He then performed an original tune titled "Best of Me" that echoed the sentiment.

Vince Gill and Patty Loveless brought the Opry house to tears, partially for their soaring rendition of Gill's "Go Rest High on That Mountain" but mostly because Gill could not sing much of the song through his own crying. Loveless consoled the singer as he omitted one verse in favor of a guitar solo for lack of a voice.

"It is my belief that they don't make those shoes anymore," he said before the performance, referring to Jones' song about the changing times of country music, "Who's Gonna Fill Their Shoes."

Former first lady Laura Bush remarked that Jones' voice had made an impression on countless Americans, herself included.

"Pain and Love," she said. "George Jones spoke of them both whenever he sang a note."

Paisley used his time onstage to encourage young people watching on TV to discover Jones if they hadn't already. He also spoke of the redemption Jones achieved in his life and what an inspiration it was for others.

Huckabee said that when he was younger, men were not supposed to cry. It was Jones' songs, he said, that did the crying on their behalf.

Kenny Chesney, who was clearly shaken, said he looked up to Jones like a father, while Wynonna contended that America had lost a national treasure.

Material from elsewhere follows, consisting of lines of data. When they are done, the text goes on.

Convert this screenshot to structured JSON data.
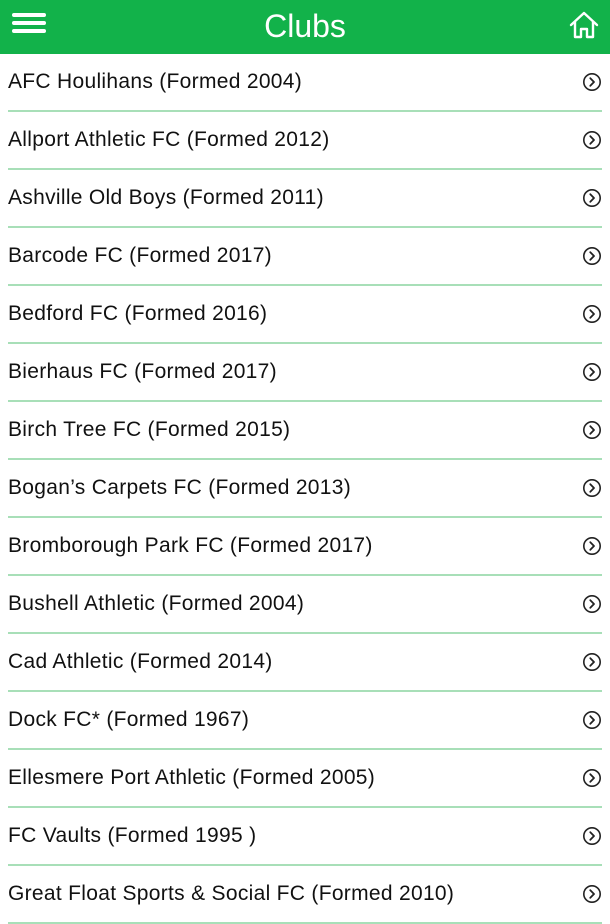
{
  "header": {
    "title": "Clubs",
    "menu_icon": "hamburger-menu-icon",
    "home_icon": "home-icon",
    "background_color": "#12b24a"
  },
  "clubs": [
    {
      "label": "AFC Houlihans (Formed 2004)"
    },
    {
      "label": "Allport Athletic FC (Formed 2012)"
    },
    {
      "label": "Ashville Old Boys (Formed 2011)"
    },
    {
      "label": "Barcode FC (Formed 2017)"
    },
    {
      "label": "Bedford FC (Formed 2016)"
    },
    {
      "label": "Bierhaus FC (Formed 2017)"
    },
    {
      "label": "Birch Tree FC (Formed 2015)"
    },
    {
      "label": "Bogan’s Carpets FC (Formed 2013)"
    },
    {
      "label": "Bromborough Park FC (Formed 2017)"
    },
    {
      "label": "Bushell Athletic (Formed 2004)"
    },
    {
      "label": "Cad Athletic (Formed 2014)"
    },
    {
      "label": "Dock FC* (Formed 1967)"
    },
    {
      "label": "Ellesmere Port Athletic (Formed 2005)"
    },
    {
      "label": "FC Vaults (Formed 1995 )"
    },
    {
      "label": "Great Float Sports & Social FC (Formed 2010)"
    }
  ],
  "row_icon": "chevron-circle-right-icon",
  "divider_color": "#a8dfb8"
}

But perhaps the most powerful speech of the night was not a speech at all. To close the ceremony, Jackson strode the microphone and seemed to will himself to get through Jones' signature song, "He Stopped Loving Her Today." Forceful with the song's heartbreaking lyrics but with quivering lips, Jackson removed his cowboy hat as the Opry house joined him for the song's final line.

"We love you, George," was all that was left to say.